Hydrogen permeation in rapidly quenched amorphous and crystallized Nb20Ti40Ni40 alloy ribbons

Formation of an amorphous (a-) Nb20Ti40Ni40 alloy by rapid quenching and its crystallization behavior were investigated by X-ray diffraction, differential scanning calorimetry and scanning electron microscopy. The B2-TiNi phase was firstly crystallized and the remaining amorphous (a-) phase subsequently decomposed into the bcc-(Nb, Ti) + B2–TiNi phases.

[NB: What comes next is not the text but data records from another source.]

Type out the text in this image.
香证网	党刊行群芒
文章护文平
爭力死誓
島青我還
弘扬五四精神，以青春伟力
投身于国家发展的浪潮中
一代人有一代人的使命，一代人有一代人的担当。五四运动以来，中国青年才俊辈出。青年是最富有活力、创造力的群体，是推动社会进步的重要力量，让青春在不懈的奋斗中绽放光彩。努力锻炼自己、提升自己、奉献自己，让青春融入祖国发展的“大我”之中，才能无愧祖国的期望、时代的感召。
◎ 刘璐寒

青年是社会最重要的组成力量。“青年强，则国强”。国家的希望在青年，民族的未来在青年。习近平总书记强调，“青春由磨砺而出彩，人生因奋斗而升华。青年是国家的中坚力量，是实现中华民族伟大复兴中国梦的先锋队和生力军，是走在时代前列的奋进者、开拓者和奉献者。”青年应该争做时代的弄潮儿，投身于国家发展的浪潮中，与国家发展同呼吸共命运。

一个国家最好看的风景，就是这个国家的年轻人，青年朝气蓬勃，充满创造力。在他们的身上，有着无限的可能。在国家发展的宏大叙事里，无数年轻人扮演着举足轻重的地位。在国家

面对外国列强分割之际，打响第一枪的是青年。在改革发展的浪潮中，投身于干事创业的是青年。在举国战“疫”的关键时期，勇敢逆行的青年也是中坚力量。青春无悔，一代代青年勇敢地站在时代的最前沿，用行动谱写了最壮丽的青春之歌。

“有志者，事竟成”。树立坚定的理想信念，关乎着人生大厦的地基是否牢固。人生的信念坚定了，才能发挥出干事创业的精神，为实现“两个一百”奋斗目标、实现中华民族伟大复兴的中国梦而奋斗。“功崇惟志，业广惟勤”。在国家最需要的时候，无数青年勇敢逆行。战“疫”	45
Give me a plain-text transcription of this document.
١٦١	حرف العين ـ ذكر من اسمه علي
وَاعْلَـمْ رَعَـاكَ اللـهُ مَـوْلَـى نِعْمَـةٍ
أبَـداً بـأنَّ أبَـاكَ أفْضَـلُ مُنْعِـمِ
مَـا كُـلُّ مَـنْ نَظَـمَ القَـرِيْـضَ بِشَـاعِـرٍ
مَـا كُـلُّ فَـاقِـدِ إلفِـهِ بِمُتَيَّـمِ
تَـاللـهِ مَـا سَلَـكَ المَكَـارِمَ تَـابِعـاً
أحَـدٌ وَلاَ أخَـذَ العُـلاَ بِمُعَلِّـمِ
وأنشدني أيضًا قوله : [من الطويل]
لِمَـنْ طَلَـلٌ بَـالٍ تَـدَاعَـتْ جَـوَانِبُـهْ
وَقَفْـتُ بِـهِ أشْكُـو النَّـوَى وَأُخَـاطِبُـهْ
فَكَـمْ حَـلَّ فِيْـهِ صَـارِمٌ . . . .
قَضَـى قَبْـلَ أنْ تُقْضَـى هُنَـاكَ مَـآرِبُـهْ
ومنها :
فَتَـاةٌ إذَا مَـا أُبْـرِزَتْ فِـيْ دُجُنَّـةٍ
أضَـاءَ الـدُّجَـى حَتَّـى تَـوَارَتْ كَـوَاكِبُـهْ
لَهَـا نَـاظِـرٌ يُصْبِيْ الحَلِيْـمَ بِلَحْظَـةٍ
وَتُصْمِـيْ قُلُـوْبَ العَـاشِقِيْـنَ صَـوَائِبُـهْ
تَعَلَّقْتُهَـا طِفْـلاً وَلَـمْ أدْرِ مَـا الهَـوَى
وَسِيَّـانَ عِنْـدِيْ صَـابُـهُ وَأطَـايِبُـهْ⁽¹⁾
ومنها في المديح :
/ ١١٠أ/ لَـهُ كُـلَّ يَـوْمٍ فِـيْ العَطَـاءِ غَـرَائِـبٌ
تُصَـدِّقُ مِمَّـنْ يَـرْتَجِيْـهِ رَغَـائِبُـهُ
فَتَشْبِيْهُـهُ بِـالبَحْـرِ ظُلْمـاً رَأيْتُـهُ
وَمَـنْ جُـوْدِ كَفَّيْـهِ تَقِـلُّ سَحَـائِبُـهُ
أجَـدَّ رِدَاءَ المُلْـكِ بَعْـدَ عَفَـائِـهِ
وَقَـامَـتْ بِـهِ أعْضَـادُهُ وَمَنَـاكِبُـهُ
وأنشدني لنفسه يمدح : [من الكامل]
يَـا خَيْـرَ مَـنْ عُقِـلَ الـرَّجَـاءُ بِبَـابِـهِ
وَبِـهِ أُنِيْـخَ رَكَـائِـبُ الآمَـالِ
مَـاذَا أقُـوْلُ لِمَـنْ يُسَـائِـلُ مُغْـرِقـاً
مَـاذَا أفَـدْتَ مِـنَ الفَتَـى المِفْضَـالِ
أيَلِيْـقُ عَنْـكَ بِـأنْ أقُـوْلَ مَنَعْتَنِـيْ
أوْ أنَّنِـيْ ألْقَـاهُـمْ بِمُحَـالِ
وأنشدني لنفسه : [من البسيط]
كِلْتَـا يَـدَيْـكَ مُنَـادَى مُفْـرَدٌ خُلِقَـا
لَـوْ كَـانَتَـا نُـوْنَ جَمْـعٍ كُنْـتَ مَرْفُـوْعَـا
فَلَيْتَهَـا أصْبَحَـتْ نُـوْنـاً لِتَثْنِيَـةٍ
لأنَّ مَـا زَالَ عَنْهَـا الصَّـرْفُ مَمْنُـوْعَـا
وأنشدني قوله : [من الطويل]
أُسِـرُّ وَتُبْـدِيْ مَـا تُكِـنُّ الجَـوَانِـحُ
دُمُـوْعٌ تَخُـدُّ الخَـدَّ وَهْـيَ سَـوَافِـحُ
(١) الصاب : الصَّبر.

The crystallized (c-) Nb20Ti40Ni40 samples obtained by annealing above 1173 K were ductile and insusceptible to hydrogen embrittlement between 598 and 673 K. Hydrogen permeability at 673 K ( Φ 673 K ) for the a- and c-Nb20Ti40Ni40 alloys were 8.1 × 10−9 and (3.0–4.8) × 10−9 mol H2/m/s/Pa0.5, respectively. Φ 673 K increased with the increase in the diameter of the bcc-(Nb, Ti) phase, although this led to poor resistance to hydrogen embrittlement. The lower hydrogen permeability of the c-Nb20Ti40Ni40 alloy was due to its lower hydrogen diffusivity. The present work demonstrated that rapid quenching and subsequent annealing are useful to prepare thermally stable Nb–TiNi hydrogen permeation alloy membranes.